Relations to other resources

lz.sh is a script which extracts information on SNP and their positions from LocusZoom 1.4 database.

It might be worthwhile to check for options with the sumstats as defined in ldsc, https://github.com/bulik/ldsc, and particularly its munge_sumstats.py utility.

One may prefer to use the following repository to convert GWAS sumstats for downstream processing,

https://github.com/MRCIEU/gwas2vcf

The VCF files generated can be converted to the format here with command

bcftools query -f '%ID\t%ALT\t%REF\t%AF\t[%ES]\t[%SE]\t[%LP]\t[%SS]\t%CHROM\t%POS\n' my.vcf.gz | \
awk -vOFS="\t" '{$7=10^-$7};1'> my.tsv

A relatively earlier repository with specific focus on download of sumstats is as follows,

https://github.com/mikegloudemans/gwas-download

The OpenTargets harmoniser is available from here, https://github.com/opentargets/genetics-sumstat-harmoniser.

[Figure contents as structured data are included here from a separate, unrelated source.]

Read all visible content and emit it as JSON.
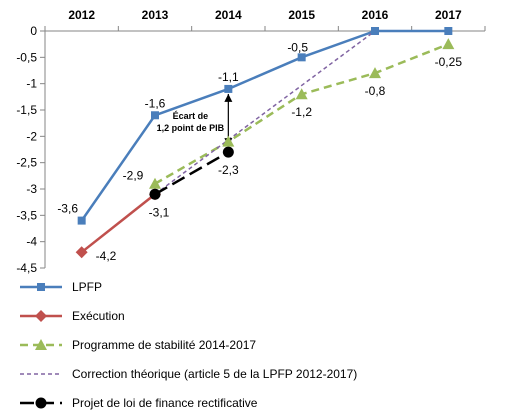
{
  "chart_data": {
    "type": "line",
    "title": "",
    "xlabel": "",
    "ylabel": "",
    "x": [
      2012,
      2013,
      2014,
      2015,
      2016,
      2017
    ],
    "x_tick_labels": [
      "2012",
      "2013",
      "2014",
      "2015",
      "2016",
      "2017"
    ],
    "ylim": [
      -4.5,
      0
    ],
    "y_ticks": [
      0,
      -0.5,
      -1,
      -1.5,
      -2,
      -2.5,
      -3,
      -3.5,
      -4,
      -4.5
    ],
    "y_tick_labels": [
      "0",
      "-0,5",
      "-1",
      "-1,5",
      "-2",
      "-2,5",
      "-3",
      "-3,5",
      "-4",
      "-4,5"
    ],
    "x_axis_position": "top",
    "grid": false,
    "legend_position": "bottom",
    "series": [
      {
        "name": "LPFP",
        "color": "#4a7ebb",
        "style": "solid",
        "marker": "square",
        "points": [
          [
            2012,
            -3.6
          ],
          [
            2013,
            -1.6
          ],
          [
            2014,
            -1.1
          ],
          [
            2015,
            -0.5
          ],
          [
            2016,
            0
          ],
          [
            2017,
            0
          ]
        ],
        "labels": [
          "-3,6",
          "-1,6",
          "-1,1",
          "-0,5",
          "",
          ""
        ]
      },
      {
        "name": "Exécution",
        "color": "#c0504d",
        "style": "solid",
        "marker": "diamond",
        "points": [
          [
            2012,
            -4.2
          ],
          [
            2013,
            -3.1
          ]
        ],
        "labels": [
          "-4,2",
          ""
        ]
      },
      {
        "name": "Programme de stabilité 2014-2017",
        "color": "#9bbb59",
        "style": "dashed",
        "marker": "triangle",
        "points": [
          [
            2013,
            -2.9
          ],
          [
            2014,
            -2.1
          ],
          [
            2015,
            -1.2
          ],
          [
            2016,
            -0.8
          ],
          [
            2017,
            -0.25
          ]
        ],
        "labels": [
          "-2,9",
          "",
          "-1,2",
          "-0,8",
          "-0,25"
        ]
      },
      {
        "name": "Correction théorique (article 5 de la LPFP 2012-2017)",
        "color": "#8064a2",
        "style": "dashed-thin",
        "marker": "none",
        "points": [
          [
            2013,
            -3.1
          ],
          [
            2016,
            0
          ]
        ],
        "labels": [
          "",
          ""
        ]
      },
      {
        "name": "Projet de loi de finance rectificative",
        "color": "#000000",
        "style": "long-dash",
        "marker": "circle",
        "points": [
          [
            2013,
            -3.1
          ],
          [
            2014,
            -2.3
          ]
        ],
        "labels": [
          "-3,1",
          "-2,3"
        ]
      }
    ],
    "annotations": [
      {
        "text_lines": [
          "Écart de",
          "1,2 point de PIB"
        ],
        "type": "double-arrow",
        "x": 2014,
        "from": -1.1,
        "to": -2.3
      }
    ]
  }
}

UCSC FAQ on data file formats, https://genome.ucsc.edu/FAQ/FAQformat.html

References

GIANT (Genetic Investigation of ANthropometric Traits) data

Locke AE, et al. (2015) Genetic studies of body mass index yield new insights for obesity biology. Nature 518(7538):197-206. doi: 10.1038/nature14177

DIAGRAM (DIAbetes Genetics Replication And Meta-analysis) data

Scott R, et al. (2017) An Expanded Genome-Wide Association Study of Type 2 Diabetes in Europeans. Diabetes 66:2888–2902.

Protein website at Cardiovascular Epidemiology Unit (CEU)

Sun BB, et al. (2018) Genomic atlas of the human plasma proteome. Nature 558: 73-79.

GWAS catalog summary statistics API, https://www.ebi.ac.uk/gwas/summary-statistics/docs/


  1. Build 36, https://hgdownload.soe.ucsc.edu/goldenPath/hg18/database/ (snp[126–30].sql, snp[126–30].txt.gz) 

  2. Alternatively, tabix can also be used as

    tabix -S38 -s1 -b2 -e2 -f snp154_hg19.vcf.gz
    tabix -S38 -s1 -b2 -e2 -f snp154_hg38.vcf.gz
    

  3. Robinson PN, Piro RM, Jager K (2018). Computational Exome and Genome Analysis, CRC.